13 And there came a voice to him, Rise, Peter; kill, and eat.
14 But Peter said, Not so, Lord; for I have never eaten any thing that is common or unclean.
15 And the voice spake unto him again the second time, What God hath cleansed, that call not thou common.
When Jesus died on the cross, He fulfilled the Old Testament law (Romans 10:4; Galatians 3:24-26; Ephesians 2:15). This includes the laws regarding clean and unclean foods.
Romans 14:1-23 teaches that not everyone is mature enough in the faith to accept the fact that all foods are clean. As a result, if we are with someone who would be offended by our eating “unclean” food, we should give up our right to do so as to not offend the other person. We have the right to eat whatever we want, but we do not have the right to offend other people, even if they are wrong. For the Christian in this age, though, we have freedom to eat whatever we wish as long as it does not cause someone else to stumble in his/her faith.
In the New Covenant, the Bible is far more concerned with how much we eat than what foods Christians eat. Physical appetites are an analogy of our ability to control ourselves.
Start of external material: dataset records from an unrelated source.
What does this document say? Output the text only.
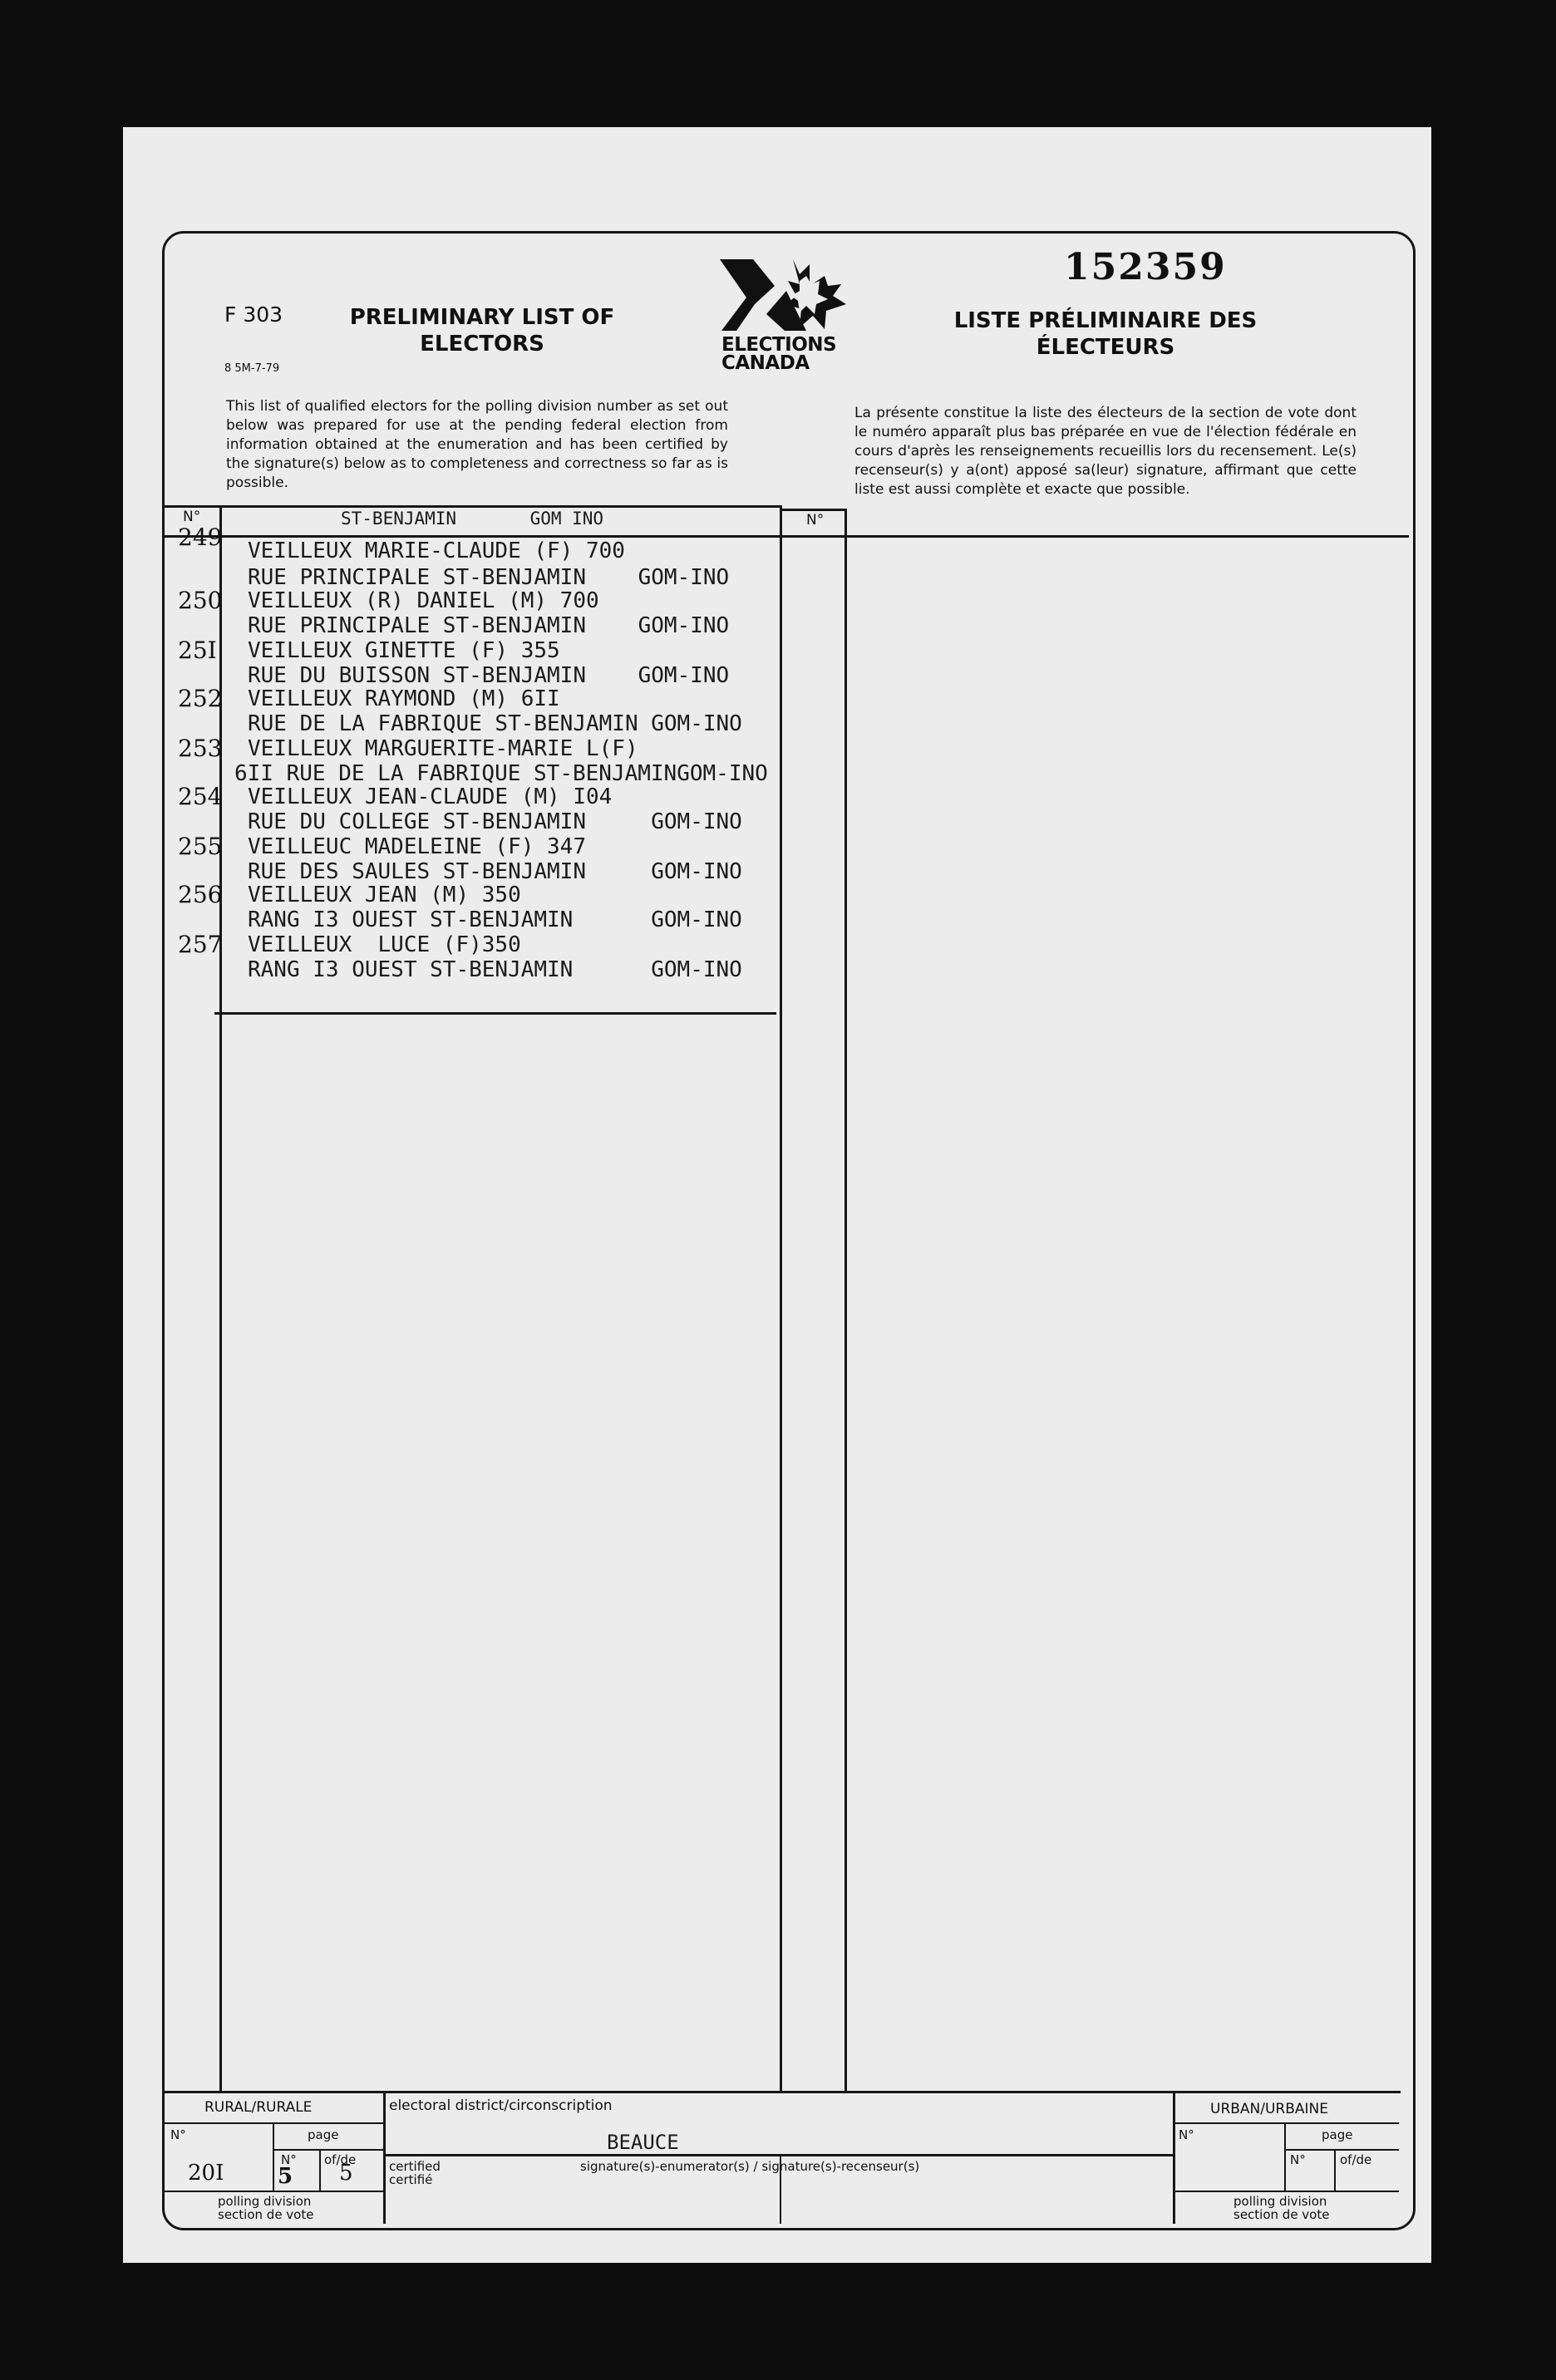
F 303
8 5M-7-79
PRELIMINARY LIST OF ELECTORS
LISTE PRÉLIMINAIRE DES ÉLECTEURS
152359
ELECTIONS
CANADA
This list of qualified electors for the polling division number as set out below was prepared for use at the pending federal election from information obtained at the enumeration and has been certified by the signature(s) below as to completeness and correctness so far as is possible.
La présente constitue la liste des électeurs de la section de vote dont le numéro apparaît plus bas préparée en vue de l'élection fédérale en cours d'après les renseignements recueillis lors du recensement. Le(s) recenseur(s) y a(ont) apposé sa(leur) signature, affirmant que cette liste est aussi complète et exacte que possible.
N°	ST-BENJAMIN       GOM INO	N°
249 VEILLEUX MARIE-CLAUDE (F) 700
RUE PRINCIPALE ST-BENJAMIN    GOM-INO
250 VEILLEUX (R) DANIEL (M) 700
RUE PRINCIPALE ST-BENJAMIN    GOM-INO
25I VEILLEUX GINETTE (F) 355
RUE DU BUISSON ST-BENJAMIN    GOM-INO
252 VEILLEUX RAYMOND (M) 6II
RUE DE LA FABRIQUE ST-BENJAMIN GOM-INO
253 VEILLEUX MARGUERITE-MARIE L(F)
6II RUE DE LA FABRIQUE ST-BENJAMINGOM-INO
254 VEILLEUX JEAN-CLAUDE (M) I04
RUE DU COLLEGE ST-BENJAMIN     GOM-INO
255 VEILLEUC MADELEINE (F) 347
RUE DES SAULES ST-BENJAMIN     GOM-INO
256 VEILLEUX JEAN (M) 350
RANG I3 OUEST ST-BENJAMIN      GOM-INO
257 VEILLEUX  LUCE (F)350
RANG I3 OUEST ST-BENJAMIN      GOM-INO
RURAL/RURALE
N°	page
N° of/de
20I 5 5
polling division
section de vote
electoral district/circonscription
BEAUCE
certified
certifié
signature(s)-enumerator(s) / signature(s)-recenseur(s)
URBAN/URBAINE
N°	page
N°	of/de
polling division
section de vote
If we are unable to control our eating habits, we are probably also unable to control other habits such as those of the mind (lust, covetousness, unrighteous hatred/anger) and unable to keep our mouths from gossip or strife.
A Christian should not let their appetites control us; rather, we are to control them (Deuteronomy 21:20; Proverbs 23:2; 2 Peter 1:5-7; 2 Timothy 3:1-9; 2 Corinthians 10:5).